On Friday, Utah State revealed that football player Josh Davis suffered a “non-traumatic sudden cardiac arrest” on Thursday during practice.
Davis, a wide receiver for Utah State, had a medical emergency during practice at Maverik Stadium and was taken to Logan Regional Hospital.
He was initially reported to be in critical condition, but his condition was upgraded to fair the following morning, according to ESPN.
According to Utah State, Davis was “taken off life-sustaining medical devices and is breathing on his own.”
Read the statement below:
Josh Davis, a football player for Utah state, has been upgraded from critical to fair condition as of Friday morning, following a non-traumatic sudden cardiac arrest during Thursday’s spring practice on Merlin Olsen Field at Maverick stadium.
Davis, who is currently in the intensive care unit at McKay Dee Hospital in Ogden, has been taken off life-sustaining medical devices and is breathing on his own.

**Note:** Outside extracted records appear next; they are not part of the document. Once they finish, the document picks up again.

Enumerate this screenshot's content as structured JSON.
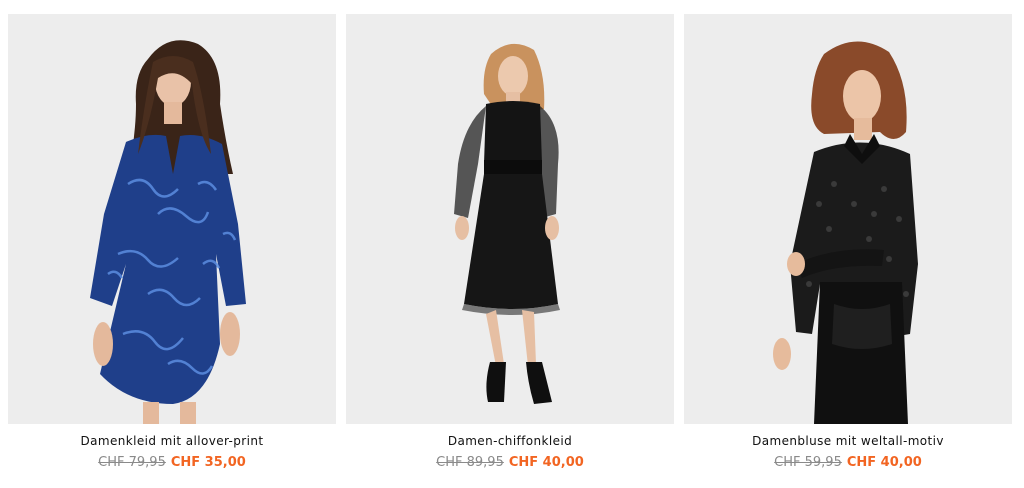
{
  "products": [
    {
      "name": "Damenkleid mit allover-print",
      "old_price": "CHF 79,95",
      "new_price": "CHF 35,00",
      "image": "woman-blue-patterned-dress"
    },
    {
      "name": "Damen-chiffonkleid",
      "old_price": "CHF 89,95",
      "new_price": "CHF 40,00",
      "image": "woman-black-chiffon-dress"
    },
    {
      "name": "Damenbluse mit weltall-motiv",
      "old_price": "CHF 59,95",
      "new_price": "CHF 40,00",
      "image": "woman-black-blouse-leather-skirt"
    }
  ],
  "colors": {
    "sale": "#f26522",
    "old_price": "#8a8a8a",
    "photo_bg": "#ededed",
    "text": "#111111"
  }
}
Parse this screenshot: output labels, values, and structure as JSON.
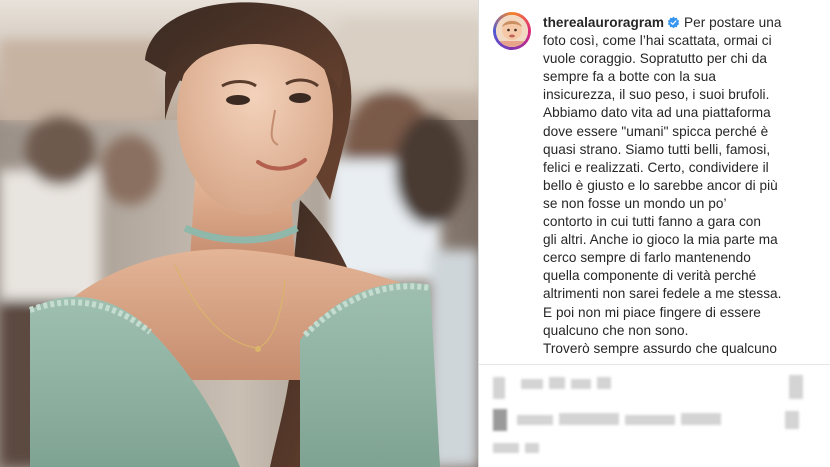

Davis, a redshirt freshman wide receiver from Carlsbad, California, collapsed during practice on Thursday and was immediately treated by USU’s athletic training staff, led by Mike Williams, associate athletics Director for sports medicine, followed by emergency medical personnel, who transported him to Logan regional hospital.
Davis received initial critical treatment and was stabilized at Logan regional hospital before being transported to McKay-Dee Hospital, where their critical care team continued treatment with therapeutic hypothermia to lower the body temperature to preserve his neurological function.
Davis’ parents, Matt and Chrissy, arrived in Utah Thursday evening, and were met at the hospital by Utah State team physician Dr. David G. Liddle, interim athletic director Jerry Bovee, head football coach Blake Anderson, and athletic trainer Kendra Gilmore.
Update on Josh Davis.
We ask that you continue to keep Josh and his family in your thoughts and prayers. pic.twitter.com/ASuhTLjVkC
— USU Football (@USUFootball) March 24, 2023
Davis is “awake, alert, and breathing on his own,” Anderson said, via Utah State football play-by-play radio voice Scott Garrard per Si.com.
He added, “The training staff absolutely saved his life. No hesitation at all. Miracle.”